Mondialisé par nature, le numérique achoppe parfois aux frontières. Correspondances lorraines explore cette semaine des échanges encore timides entre la future région Acal et ses voisins. Les rapprochements les plus tangibles s’opèrent entre la Lorraine et le Luxembourg, dans un bassin d’emploi quasi intégré où le numérique a tout naturellement trouvé sa place.
Confronté au début de la décennie à de nouvelles obligations en matière de transparence financière, le Grand-Duché du Luxembourg s’est recentré sur l’économie numérique. Aujourd’hui classé au neuvième rang du rapport sur les technologies de l’information publié par le forum économique mondial, le petit Etat accueille sur son territoire des géants tels Amazon.com, eBay ou PayPal, tout en développant ses propres activités de distribution de contenu, de paiement électronique et de cloud.
Le secteur du numérique luxembourgeois progresse à une telle vitesse que le pays ne pourra pas tout absorber. Région frontalière la mieux placée, la Lorraine bénéficiera certainement de cette croissance.
Frédéric Schnur, président de l’association Grand Est Numérique
Les deux voisins développent pour l’heure des activités différentes, mais complémentaires, au sein d’un bassin d’emploi quasi-intégré. Les entreprises luxembourgeoises recrutent en Lorraine des développeurs bien formés auxquels ils proposent des salaires nettement supérieurs à ceux pratiqués en France. Les frontaliers français viennent créer leur start-up au Luxembourg, où ils trouvent des circuits de décisions courts et des ouvertures immédiates sur l’international.
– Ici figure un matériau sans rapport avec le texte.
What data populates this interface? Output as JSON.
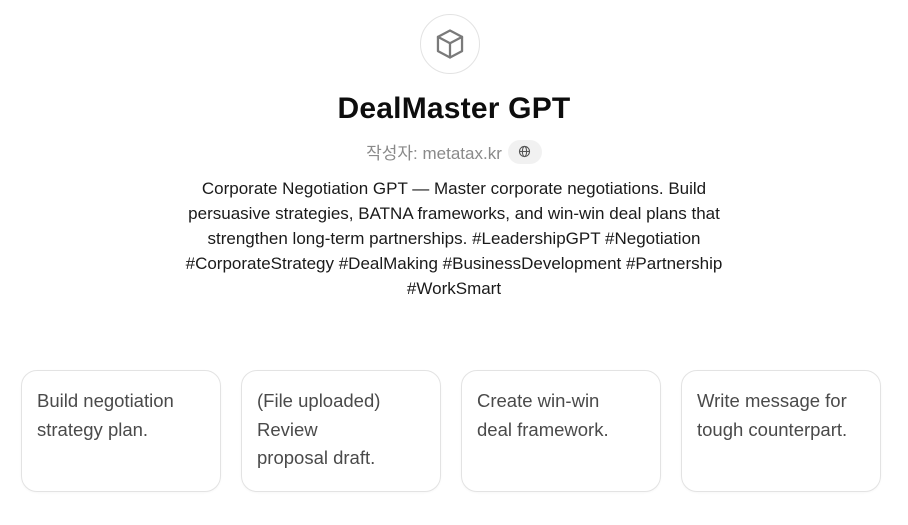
{
  "gpt": {
    "avatar_icon": "cube-icon",
    "name": "DealMaster GPT",
    "author_prefix": "작성자: ",
    "author_domain": "metatax.kr",
    "author_link_icon": "globe-icon",
    "description": "Corporate Negotiation GPT — Master corporate negotiations. Build persuasive strategies, BATNA frameworks, and win-win deal plans that strengthen long-term partnerships. #LeadershipGPT #Negotiation #CorporateStrategy #DealMaking #BusinessDevelopment #Partnership #WorkSmart"
  },
  "starters": [
    {
      "label": "Build negotiation\nstrategy plan."
    },
    {
      "label": "(File uploaded)\nReview\nproposal draft."
    },
    {
      "label": "Create win-win\ndeal framework."
    },
    {
      "label": "Write message for\ntough counterpart."
    }
  ],
  "colors": {
    "title": "#0d0d0d",
    "muted": "#8a8a8a",
    "card_border": "#e3e3e3",
    "card_text": "#4a4a4a"
  }
}
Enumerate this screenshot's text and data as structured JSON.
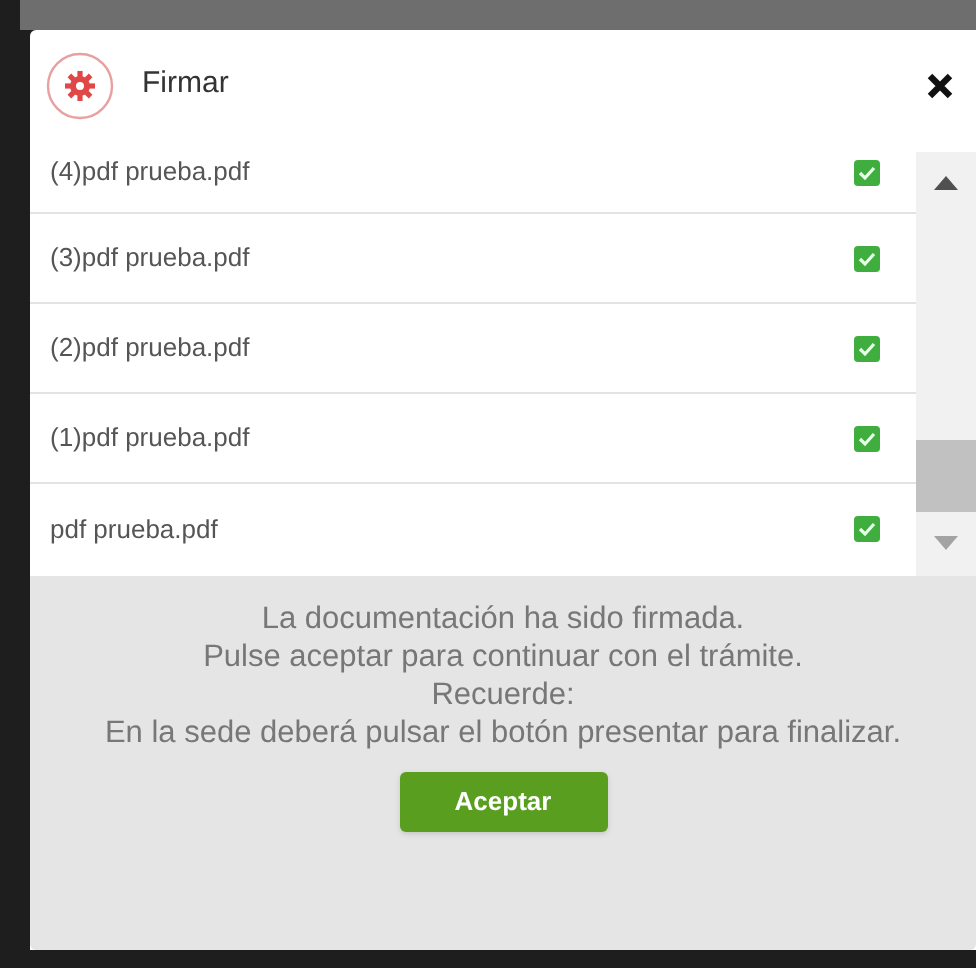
{
  "dialog": {
    "title": "Firmar"
  },
  "files": [
    {
      "name": "(4)pdf prueba.pdf",
      "checked": true
    },
    {
      "name": "(3)pdf prueba.pdf",
      "checked": true
    },
    {
      "name": "(2)pdf prueba.pdf",
      "checked": true
    },
    {
      "name": "(1)pdf prueba.pdf",
      "checked": true
    },
    {
      "name": "pdf prueba.pdf",
      "checked": true
    }
  ],
  "message": {
    "lines": [
      "La documentación ha sido firmada.",
      "Pulse aceptar para continuar con el trámite.",
      "Recuerde:",
      "En la sede deberá pulsar el botón presentar para finalizar."
    ]
  },
  "buttons": [
    {
      "label": "Aceptar"
    }
  ]
}
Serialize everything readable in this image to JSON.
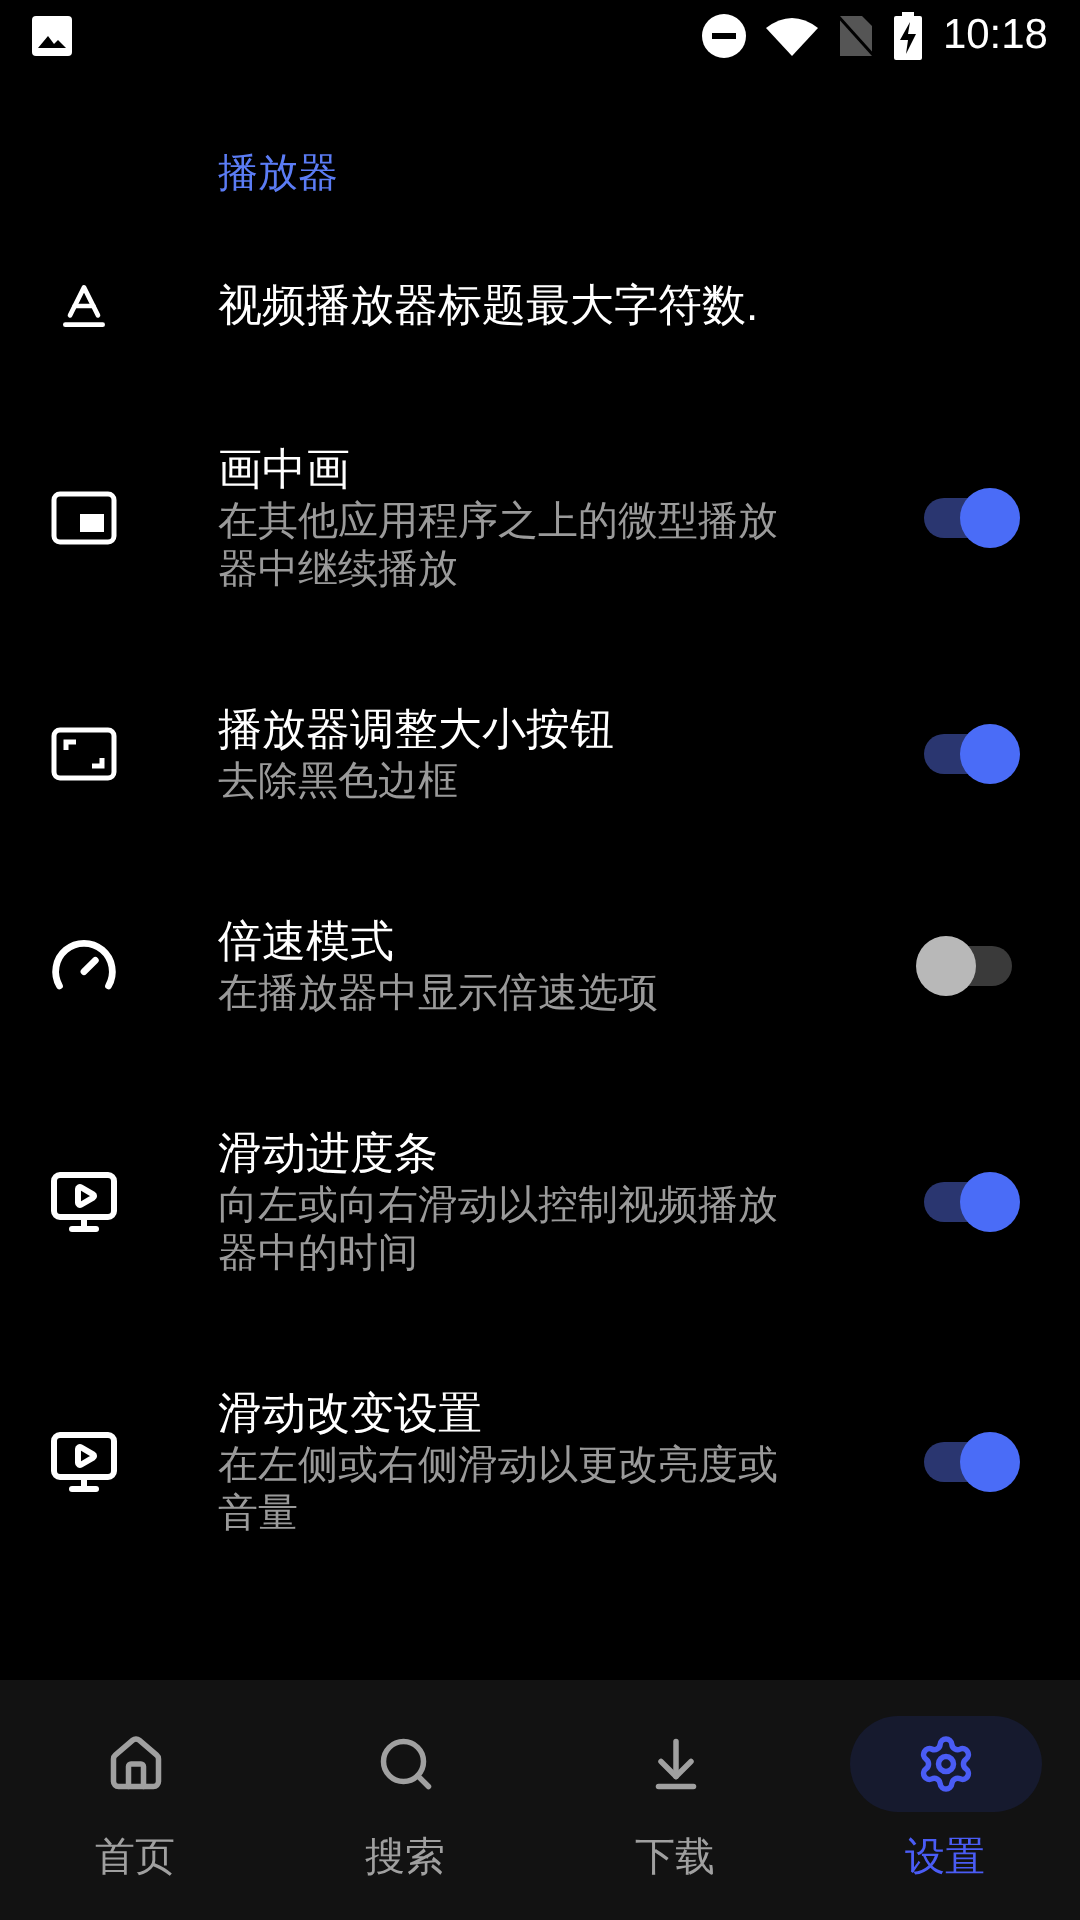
{
  "status_bar": {
    "time": "10:18"
  },
  "section": {
    "title": "播放器"
  },
  "settings": [
    {
      "kind": "plain",
      "title": "视频播放器标题最大字符数."
    },
    {
      "kind": "toggle",
      "title": "画中画",
      "subtitle": "在其他应用程序之上的微型播放器中继续播放",
      "on": true
    },
    {
      "kind": "toggle",
      "title": "播放器调整大小按钮",
      "subtitle": "去除黑色边框",
      "on": true
    },
    {
      "kind": "toggle",
      "title": "倍速模式",
      "subtitle": "在播放器中显示倍速选项",
      "on": false
    },
    {
      "kind": "toggle",
      "title": "滑动进度条",
      "subtitle": "向左或向右滑动以控制视频播放器中的时间",
      "on": true
    },
    {
      "kind": "toggle",
      "title": "滑动改变设置",
      "subtitle": "在左侧或右侧滑动以更改亮度或音量",
      "on": true
    }
  ],
  "nav": [
    {
      "label": "首页",
      "selected": false
    },
    {
      "label": "搜索",
      "selected": false
    },
    {
      "label": "下载",
      "selected": false
    },
    {
      "label": "设置",
      "selected": true
    }
  ]
}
Lor’N’Tech, touche frontalière de French Tech
Les coopérations avec le Luxembourg et la Sarre ont pesé lors de la labellisation du cluster Lor’N’Tech au label French Tech. D’ordinaire peu enclin à la coopération transfrontalière, Bercy a émis quelques réticences à la perspective de soutenir des projets implantés en dehors de son territoire, mais a admis l’intérêt de renforcer les liens de la Lorraine avec des voisins aussi dynamiques. Lor’N’Tech est ainsi devenu l’unique projet transfrontalier validé par French Tech.
Du Cloud à l’horizon
Les échanges franco-luxembourgeois pourraient également prendre la forme du cloud computing. L’établissement public d’aménagement (EPA) Alzette-Belval porte depuis sa création un projet de datacenter sur le territoire de l’Opération d’intérêt national (OIN) en limite du sud luxembourgeois. Initialement envisagé pour stocker des données d’entreprises grand-ducales et mutualiser l’approvisionnement électrique avec un hôpital transfrontalier qui n’a pas vu le jour, le projet de cloud intègre à présent l’écocité en phase de démarrage.
Notre territoire dispose de foncier abordable et sera bientôt doté d’une desserte à haut débit. Notre projet de Smart Grid prévoit des technologies innovantes et moins énergivores permettant d’alimenter un datacenter de manière mixte, avec un complément émanant du biogaz. Ces éléments nous permettront de proposer une offre innovante à nos voisins luxembourgeois, mais aussi aux collectivités et institutions voisines.
Jean-Claude Moretti, directeur général adjoint de l’EPA
Datacenters et biogaz
Douze mois d’études, dont les résultats seront restitués en fin d’année, ont démontré qu’il n’existe pas de demande suffisante pour un cloud de grande capacité – dont les banques et institutions luxembourgeoises sont déjà largement dotées – , mais démontrent l’opportunité d’implanter de petits datacenters plus localisés positionnés sur le marché de la redondance, du stockage de courte durée ou des données moins sensibles.
Les grands datacenters de type Tier 3 ou Tier 4 requièrent d’énormes capacités électriques et doivent pouvoir garantir des coupures n’excédant pas 22 minutes par an. Mais tout le monde n’a pas besoin d’une Rolls. Il existe un marché potentiel complémentaire à ces grosses structures.
Hélène Bisaga, chargée de développement en charge de l’étude de l’EPA
En fonction de l’intérêt des investisseurs, le datacenter de l’OIN pourrait voir le jour à l’horizon 2017 sur le site de Micheville II. Cette perspective ne tempère pas l’impatience d’Hervé Obed, PDG de ProConsultant Informatique, société lorraine spécialisée dans les systèmes d’information dédiés aux groupes media.
Je m’étonne étonne que les autorités territoriales n’aient pas perçu la précieuse opportunité de créer un datacenter dans les meilleurs délais.
Hervé Obed, PDG de ProConsultant Informatique et président de l’Institut lorrain de participation
Le dirigeant assure avoir réuni voici trois ans des investisseurs prêts à financer la création d’un, voire deux datacenters en Tier 3 + à Audun-le-Tiche, sur le territoire de l’OIN.